The inclusion of the phrase “potential intoxicants” was quickly criticized online; Dr. Eugene Gu, co-founder of the anti-addiction group CoolQuit, posted a string of Tweets accusing the medical examiner’s office of protecting local authorities:

As a doctor who watched the horrifying video, I can safely say that Hennepin County Medical Examiner’s autopsy report that heart disease, hypertension, and most outrageously “potential intoxicants” caused George Floyd’s death is so profoundly, and respectfully, quite bullshit.

If George Floyd had underlying heart disease and hypertension, and if he was on a respiratory depressant drug, that would simply make him more vulnerable to a lack of air due to a knee to the neck. Hypoxic cardiac arrest would be especially more likely to happen in that scenario.

You don’t need to have evidence of trauma to the airway to believe that a knee to the neck killed this man. We all literally saw it. And for a medical doctor to ignore the actual most important piece of evidence, the video, to cover up for the police is pure evil.

Do no harm.

CBS News and other news organizations reported that Floyd’s family has hired Dr. Michael Baden, a former chief medical examiner for the City of New York, to conduct an independent autopsy on their behalf. Baden conducted private autopsies on Jeffrey Epstein and Michael Brown in 2014.

On June 1, 2020 the family’s attorney Benjamin Crump announced that according to the autopsy performed by Baden and Dr. Allecia Wilson, who leads the autopsy and forensic services department at the University of Michigan, Floyd was killed by “asphyxia due to neck and back compression that led to a lack of blood flow to the brain.”

“What we found is consistent with what people saw. There is no other health issue that could cause or contribute to the death,” Baden said, rebutting the medical examiner’s findings. “Police have this false impression that if you can talk, you can breathe. That’s not true.”

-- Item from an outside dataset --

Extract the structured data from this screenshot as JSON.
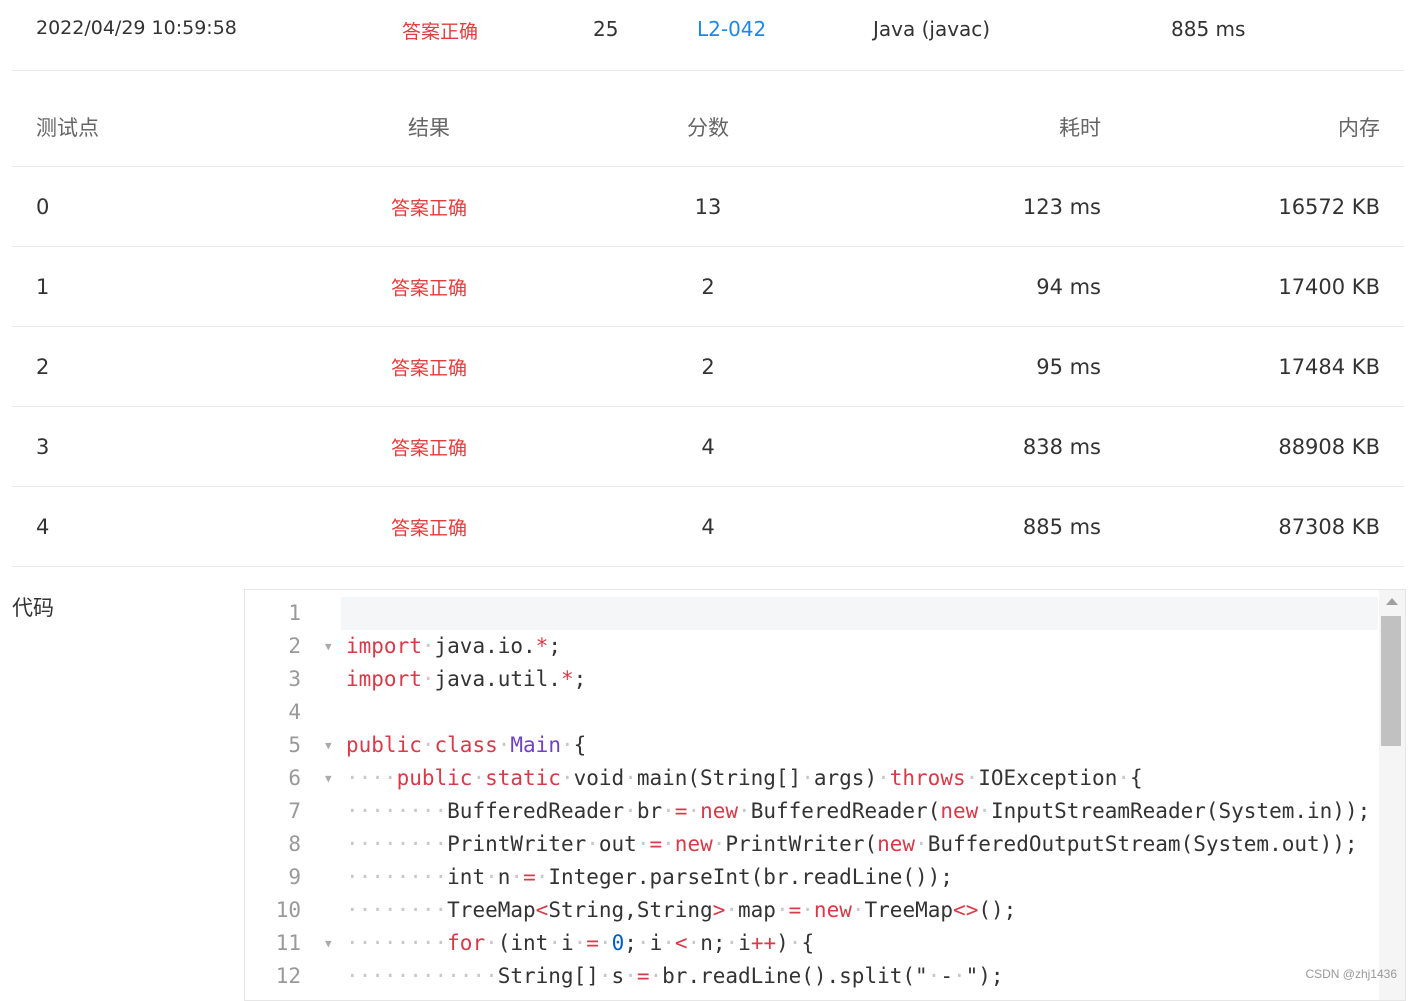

Crump’s office said in a statement that they would seek first-degree murder against Chauvin and the other officers present when Floyd died.

Chauvin was arrested and charged with third-degree murder and second-degree manslaughter in connection with Floyd’s death, which set off a new round of protests against police brutality after it was filmed and posted to Facebook.

On May 30, 2020 Gov. Tim Walz announced that state Attorney General Keith Ellison would take over handling of the case.

“We are moving as expeditiously, quickly and effectively as we can,” Ellison told CNN two days later. “I need to protect this prosecution. I am not going to create a situation where people can say this was a rush to judgment.”

Update June 1, 2020 1:42 pm PST: We have updated our story to note the appointment of Keith Ellison to the case, as well as the results of an independent autopsy conducted on George Floyd. As this new autopsy questions the Hennepin County Medical Examiner’s findings we have updated our ruling on this claim to Unknown.